Report: Apple boosts efforts to get into payments market

Apple (NASDAQ: AAPL) is stepping up its recruitment of payment executives to gain a stronger foothold in the mobile and electronic payments market, according to a Re/code report.

According to the report, which cited unnamed sources, Apple has been meeting with potential applicants for two new positions. The report said that Apple wants to have a head of product and head of business development for the new unit.

Jennifer Bailey, Apple's e-commerce chief, has met with candidates and is currently leading the initiative, according to the report. Re/code also said that PayPal and Apple have been in talks about a potential partnership. Apple and PayPal declined to comment, the report said.

This is not the first time Apple has been reportedly expanding its mobile payment efforts. In January, both the Wall Street Journal and Bloomberg, which cited unnamed sources, reported Apple was laying the groundwork for a system in which an iPhone could potentially be used as a new digital credit card. The reports said the initiative was being led by Eddy Cue, chief of the iTunes and App Store and head of Apple's online services, and that  he was looking for help from Bailey, a longtime executive who was formerly running Apple's online stores.

Apple has said that its customers have set up nearly 600 million iTunes accounts, the majority of which are tied to a credit card. Bloomberg reported in January that Apple had 400 million credit cards on file.

The Re/code report said Apple is looking at ways to make it easier for shoppers to buy physical products in apps and online using their iPhones. Apple is also looking at ways to make it easier for iPhone users to buy goods in physical retail stores using only their phones and payment information stored in their iTunes accounts.
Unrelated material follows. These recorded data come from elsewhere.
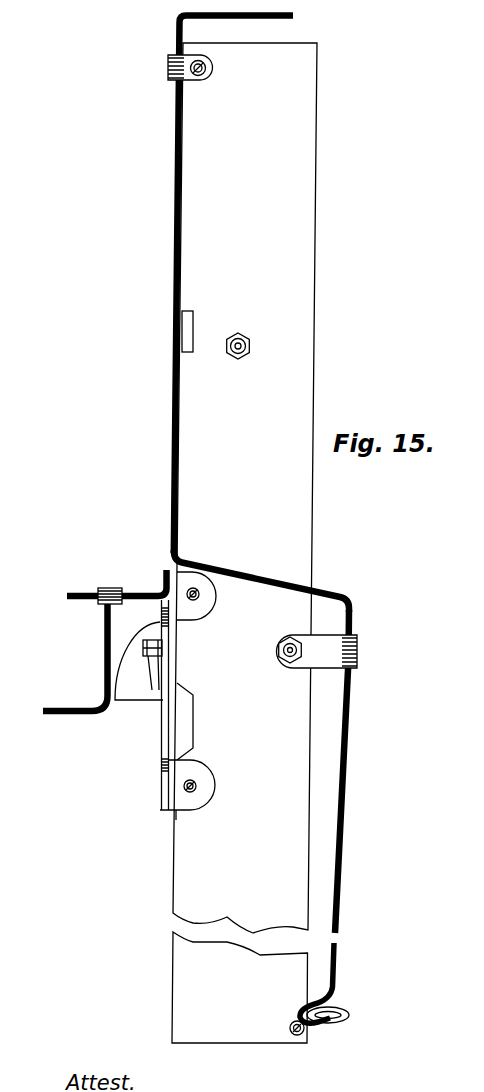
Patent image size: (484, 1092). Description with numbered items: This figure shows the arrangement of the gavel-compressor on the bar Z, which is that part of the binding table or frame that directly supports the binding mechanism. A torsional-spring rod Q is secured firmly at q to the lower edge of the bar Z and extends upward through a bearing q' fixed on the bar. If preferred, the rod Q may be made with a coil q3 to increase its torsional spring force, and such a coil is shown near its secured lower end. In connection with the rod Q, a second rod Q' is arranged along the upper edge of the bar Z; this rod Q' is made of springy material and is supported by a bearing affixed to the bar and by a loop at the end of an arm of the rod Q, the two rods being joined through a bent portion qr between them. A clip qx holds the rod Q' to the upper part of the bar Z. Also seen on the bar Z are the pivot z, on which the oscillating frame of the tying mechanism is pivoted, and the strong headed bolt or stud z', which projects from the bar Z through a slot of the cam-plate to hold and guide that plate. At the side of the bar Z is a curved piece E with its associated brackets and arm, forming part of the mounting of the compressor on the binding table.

The bar Z is at (244, 543).
The rod Q' is at (233, 285).
The rod clip qx is at (176, 68).
The pivot z is at (247, 346).
The inclined rod portion qr is at (261, 581).
The torsional-spring rod Q is at (333, 816).
The coil q3 is at (343, 1015).
The securing point q is at (288, 1030).
The bearing q' is at (330, 652).
The headed bolt or stud z' is at (274, 650).
The cam piece E is at (158, 673).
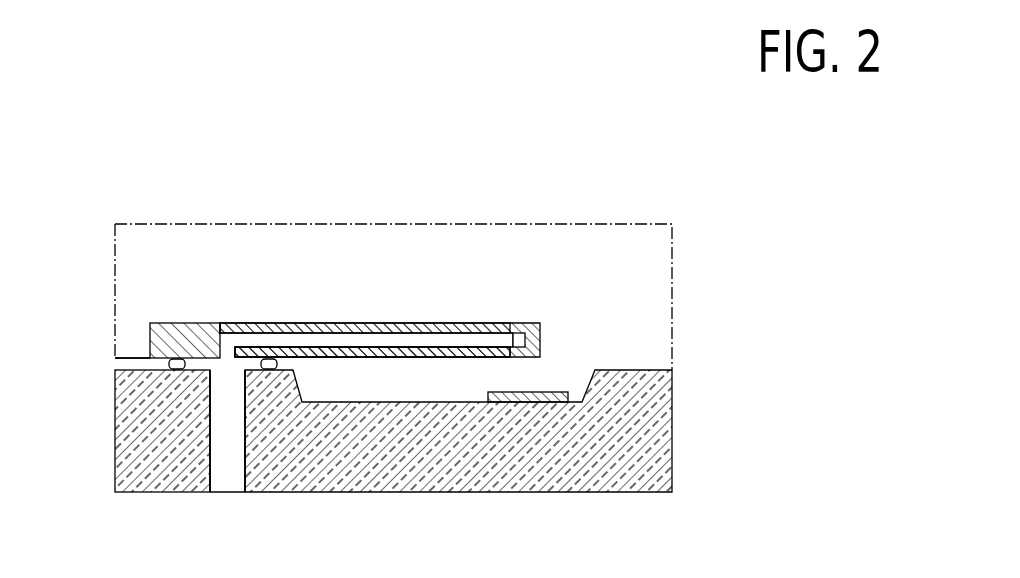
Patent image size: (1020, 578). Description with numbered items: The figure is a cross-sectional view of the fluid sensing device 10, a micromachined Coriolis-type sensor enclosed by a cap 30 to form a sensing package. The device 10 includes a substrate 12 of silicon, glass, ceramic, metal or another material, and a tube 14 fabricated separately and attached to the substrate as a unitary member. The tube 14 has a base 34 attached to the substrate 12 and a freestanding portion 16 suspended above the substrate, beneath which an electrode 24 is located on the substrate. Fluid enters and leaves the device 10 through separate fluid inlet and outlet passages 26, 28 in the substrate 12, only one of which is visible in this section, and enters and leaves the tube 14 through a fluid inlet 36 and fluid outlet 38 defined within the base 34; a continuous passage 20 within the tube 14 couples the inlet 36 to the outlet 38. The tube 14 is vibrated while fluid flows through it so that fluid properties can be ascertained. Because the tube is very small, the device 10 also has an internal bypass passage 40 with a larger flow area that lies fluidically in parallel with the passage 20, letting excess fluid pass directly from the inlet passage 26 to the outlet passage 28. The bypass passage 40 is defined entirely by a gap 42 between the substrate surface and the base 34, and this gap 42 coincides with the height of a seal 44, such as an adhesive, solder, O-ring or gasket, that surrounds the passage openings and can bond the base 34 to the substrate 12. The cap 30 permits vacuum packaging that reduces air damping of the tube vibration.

The fluid sensing device 10 is at (356, 170).
The substrate 12 is at (657, 432).
The tube 14 is at (494, 294).
The freestanding portion 16 is at (450, 322).
The passage 20 is at (360, 338).
The electrode 24 is at (560, 397).
The fluid inlet passage 26 is at (227, 470).
The fluid outlet passage 28 is at (227, 431).
The cap 30 is at (607, 224).
The base 34 is at (178, 323).
The fluid inlet 36 is at (238, 345).
The fluid outlet 38 is at (372, 352).
The bypass passage 40 is at (220, 368).
The gap 42 is at (113, 365).
The seal 44 is at (177, 370).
Analysts have said that the Touch ID fingerprint scanner Apple introduced in the iPhone 5S last year could be one mechanism for initiating a mobile payment.

Indeed, Apple seems open to the idea, though it has not committed to anything. "We're seeing that people love being able to buy content, whether it's music or movies or books, from their iPhone, using Touch ID," Apple CEO Tim Cook said on the company's last earnings conference call. "It's incredibly simple and easy and elegant. And it's clear that there's a lot of opportunity there."
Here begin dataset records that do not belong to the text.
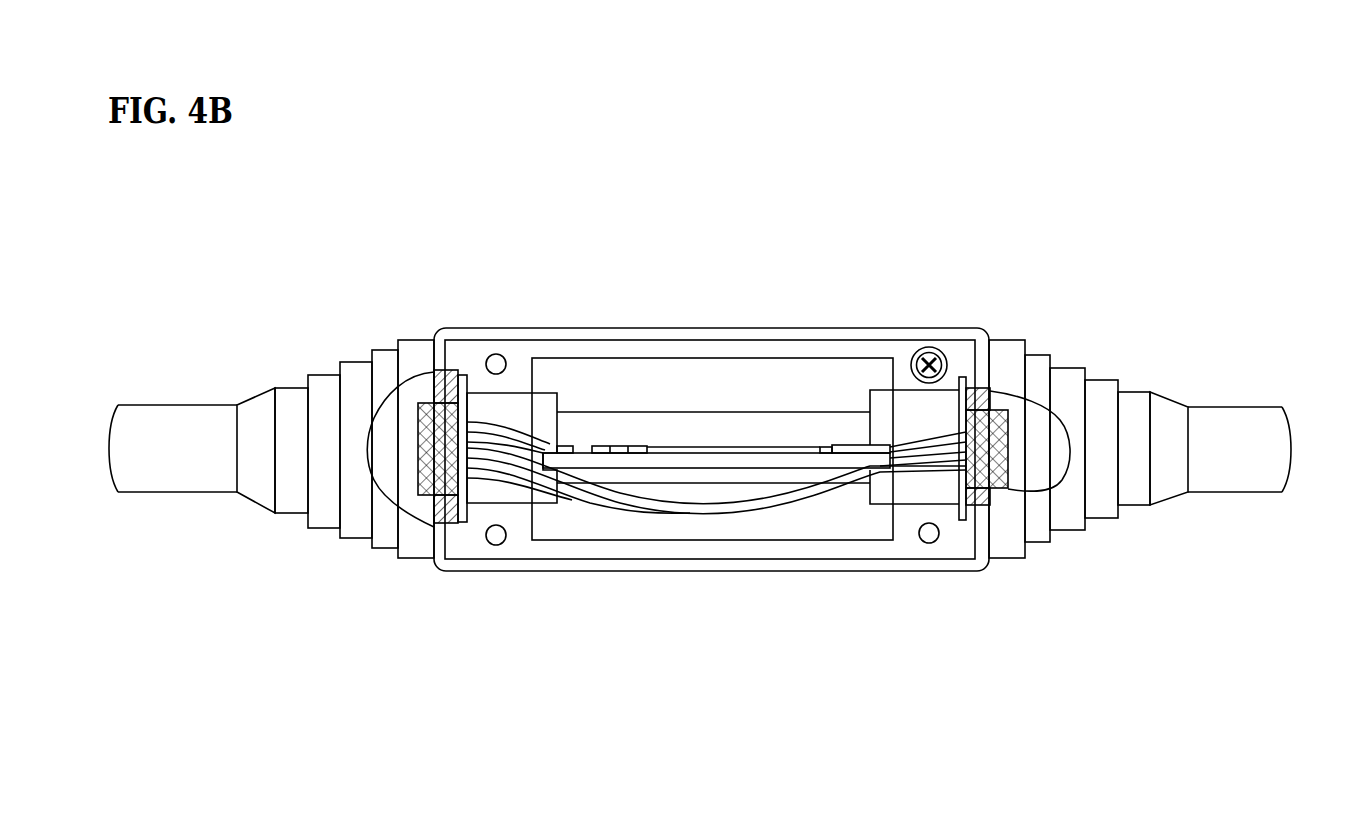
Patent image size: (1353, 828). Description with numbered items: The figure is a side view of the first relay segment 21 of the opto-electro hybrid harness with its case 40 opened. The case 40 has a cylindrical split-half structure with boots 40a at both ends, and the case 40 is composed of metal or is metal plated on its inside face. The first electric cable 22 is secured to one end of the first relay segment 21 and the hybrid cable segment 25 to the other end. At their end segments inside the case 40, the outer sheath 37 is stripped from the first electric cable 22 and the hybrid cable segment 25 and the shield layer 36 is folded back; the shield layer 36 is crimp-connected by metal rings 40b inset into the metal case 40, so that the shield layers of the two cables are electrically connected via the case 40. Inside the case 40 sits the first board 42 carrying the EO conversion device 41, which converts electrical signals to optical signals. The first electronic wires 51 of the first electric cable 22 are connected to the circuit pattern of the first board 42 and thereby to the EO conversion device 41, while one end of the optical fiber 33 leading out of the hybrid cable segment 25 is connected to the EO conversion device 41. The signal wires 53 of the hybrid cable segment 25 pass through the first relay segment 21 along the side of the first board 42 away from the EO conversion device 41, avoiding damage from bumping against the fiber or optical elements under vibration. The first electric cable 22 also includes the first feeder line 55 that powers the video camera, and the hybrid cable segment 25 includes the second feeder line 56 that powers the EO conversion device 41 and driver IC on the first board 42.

The first relay segment 21 is at (889, 233).
The first electric cable 22 is at (150, 403).
The hybrid cable segment 25 is at (1213, 413).
The optical fiber 33 is at (782, 443).
The shield layer 36 is at (430, 497).
The outer sheath 37 is at (395, 480).
The case 40 is at (750, 328).
The boot 40a is at (330, 374).
The metal ring 40b is at (449, 372).
The EO conversion device 41 is at (607, 443).
The first board 42 is at (757, 462).
The first electronic wires 51 is at (517, 420).
The signal wires 53 is at (683, 517).
The first feeder line 55 is at (573, 500).
The second feeder line 56 is at (883, 457).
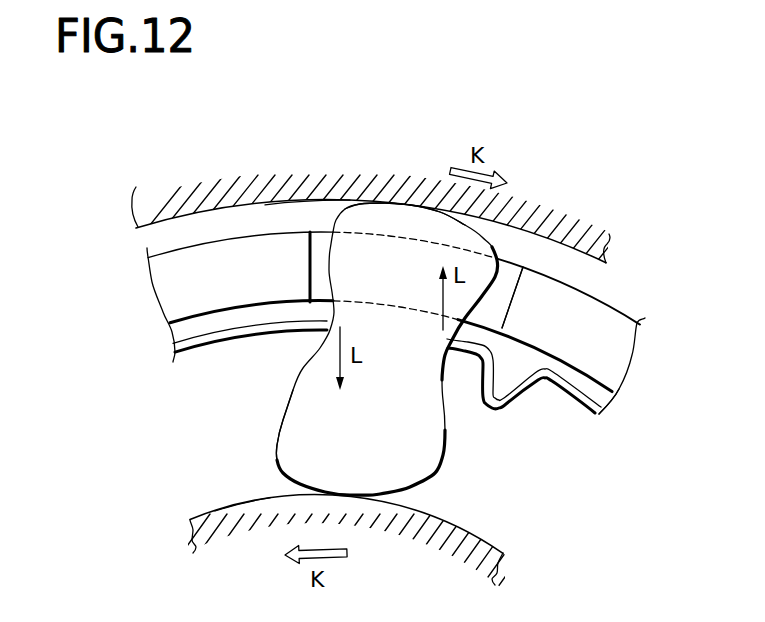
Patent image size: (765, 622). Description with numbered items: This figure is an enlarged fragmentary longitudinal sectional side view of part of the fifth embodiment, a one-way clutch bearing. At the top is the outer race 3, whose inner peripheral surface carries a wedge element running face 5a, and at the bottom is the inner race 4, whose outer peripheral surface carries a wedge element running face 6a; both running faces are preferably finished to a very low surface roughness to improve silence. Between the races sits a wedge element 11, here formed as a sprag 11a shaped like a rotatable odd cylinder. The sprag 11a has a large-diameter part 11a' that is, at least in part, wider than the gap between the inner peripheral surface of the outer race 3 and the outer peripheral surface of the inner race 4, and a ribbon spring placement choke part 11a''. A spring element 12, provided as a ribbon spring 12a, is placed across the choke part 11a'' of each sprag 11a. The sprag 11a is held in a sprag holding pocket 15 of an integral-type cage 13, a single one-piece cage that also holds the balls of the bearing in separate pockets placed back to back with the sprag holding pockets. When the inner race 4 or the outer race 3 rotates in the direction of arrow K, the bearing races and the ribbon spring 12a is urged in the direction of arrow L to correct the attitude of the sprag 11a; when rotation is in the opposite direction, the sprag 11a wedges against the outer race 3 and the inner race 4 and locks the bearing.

The outer race 3 is at (202, 197).
The wedge element running face 5a is at (305, 200).
The large-diameter part 11a' is at (405, 174).
The sprag holding pocket 15 is at (516, 292).
The integral-type cage 13 is at (637, 318).
The wedge element 11 is at (290, 385).
The sprag 11a is at (276, 455).
The ribbon spring placement choke part 11a'' is at (484, 396).
The spring element 12 is at (528, 393).
The ribbon spring 12a is at (602, 413).
The wedge element running face 6a is at (243, 510).
The inner race 4 is at (437, 530).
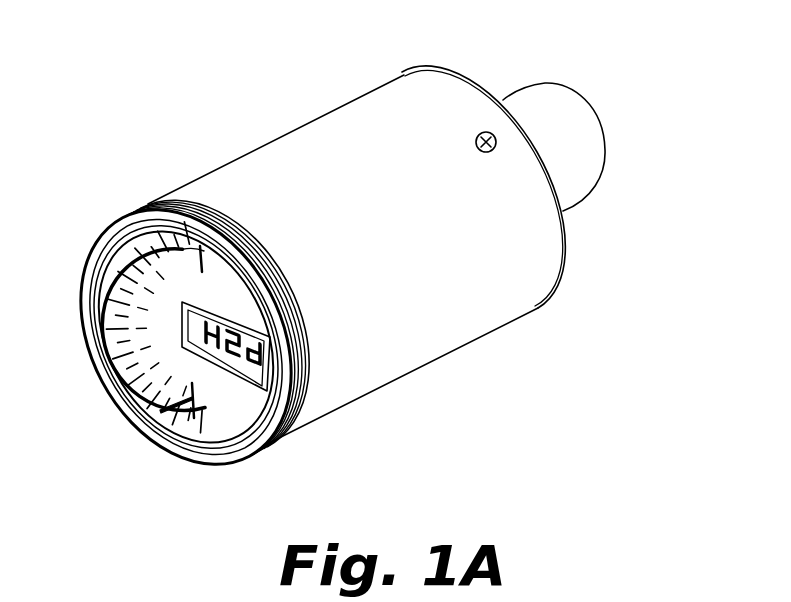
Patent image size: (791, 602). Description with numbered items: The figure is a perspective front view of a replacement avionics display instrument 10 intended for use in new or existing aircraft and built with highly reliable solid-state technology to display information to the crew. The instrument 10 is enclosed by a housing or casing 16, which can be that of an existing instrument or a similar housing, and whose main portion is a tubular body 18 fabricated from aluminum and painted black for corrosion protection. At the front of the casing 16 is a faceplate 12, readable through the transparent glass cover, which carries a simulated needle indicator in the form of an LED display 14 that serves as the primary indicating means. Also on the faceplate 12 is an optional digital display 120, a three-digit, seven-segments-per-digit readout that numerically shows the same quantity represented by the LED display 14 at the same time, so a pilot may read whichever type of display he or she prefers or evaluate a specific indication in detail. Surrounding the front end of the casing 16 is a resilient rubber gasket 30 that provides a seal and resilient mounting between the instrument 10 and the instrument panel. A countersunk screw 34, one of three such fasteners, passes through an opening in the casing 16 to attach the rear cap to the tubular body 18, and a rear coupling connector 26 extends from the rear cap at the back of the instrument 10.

The replacement avionics display instrument 10 is at (380, 277).
The faceplate 12 is at (228, 422).
The LED display 14 is at (168, 405).
The casing 16 is at (478, 363).
The tubular body 18 is at (317, 405).
The rear coupling connector 26 is at (605, 138).
The resilient gasket 30 is at (150, 200).
The countersunk screw 34 is at (482, 130).
The digital display 120 is at (240, 372).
Cook added: "The mobile payments area in general is one that we've been intrigued with, and that was one of the thoughts behind the Touch ID. But we're not limiting ourselves just to that."
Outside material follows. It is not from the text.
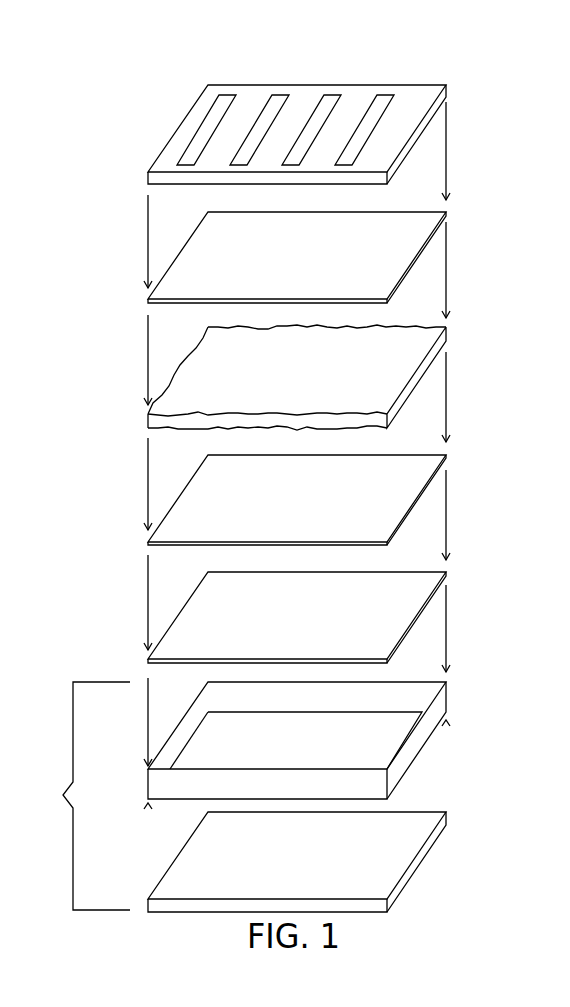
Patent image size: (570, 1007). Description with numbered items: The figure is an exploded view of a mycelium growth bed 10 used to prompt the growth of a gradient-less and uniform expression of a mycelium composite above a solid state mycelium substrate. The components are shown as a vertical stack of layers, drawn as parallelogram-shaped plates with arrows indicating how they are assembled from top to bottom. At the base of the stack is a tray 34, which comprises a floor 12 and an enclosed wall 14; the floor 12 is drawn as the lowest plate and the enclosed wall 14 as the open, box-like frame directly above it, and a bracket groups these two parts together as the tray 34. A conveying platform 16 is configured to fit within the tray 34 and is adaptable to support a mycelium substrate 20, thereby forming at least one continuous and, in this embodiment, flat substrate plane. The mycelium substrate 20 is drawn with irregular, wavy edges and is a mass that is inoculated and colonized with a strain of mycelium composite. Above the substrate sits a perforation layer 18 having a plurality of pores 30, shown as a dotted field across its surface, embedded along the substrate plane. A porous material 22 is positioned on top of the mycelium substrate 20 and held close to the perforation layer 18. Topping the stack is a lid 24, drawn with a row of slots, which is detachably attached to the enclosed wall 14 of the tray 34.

Apple's rivals are finding mobile payments to be an area full of rough sledding. For example, during a recent presentation at the Electronic Transaction Association's tradeshow in Las Vegas, Google Wallet chief Ariel Bardin said that customers have been slow to embrace the company's mobile payments service. However, he said that Google (NASDAQ: GOOG) plans to remain in the mobile payment market for the long haul, and will continue to tweak the technology in hopes it will take off.

"We have been doing this for a while," Bardin said, according to a report on his presentation from CNET. "And we'll continue to keep doing this for a long while."

Additionally, the mobile payment market continues to evolve, and MasterCard and Visa recently endorsed a new mobile payments technology that could enable them to bypass Isis and other hardware-based mobile payments systems. The action could also boost NFC technology for mobile payments.

The credit card giants both voiced support for what is called Host-Card Emulation, or HCE, something that is supported in Google's version of Android, 4.4 or KitKat. HCE basically stores and transmits payment card information, such as the cardholder's name and the card number, via the cloud. That way, the information can be accessed and transferred securely by merchants and mobile apps that access the cloud. That could lead to systems that can support a wide range of banks, cards and other vendors, by passing the control of carriers. Even Isis, the hardware-based mobile payments joint venture from AT&T Mobility (NYSE:T), Verizon Wireless (NYSE:VZ) and T-Mobile US (NYSE:TMUS), has indicated it could be open to using HCE technology with NFC.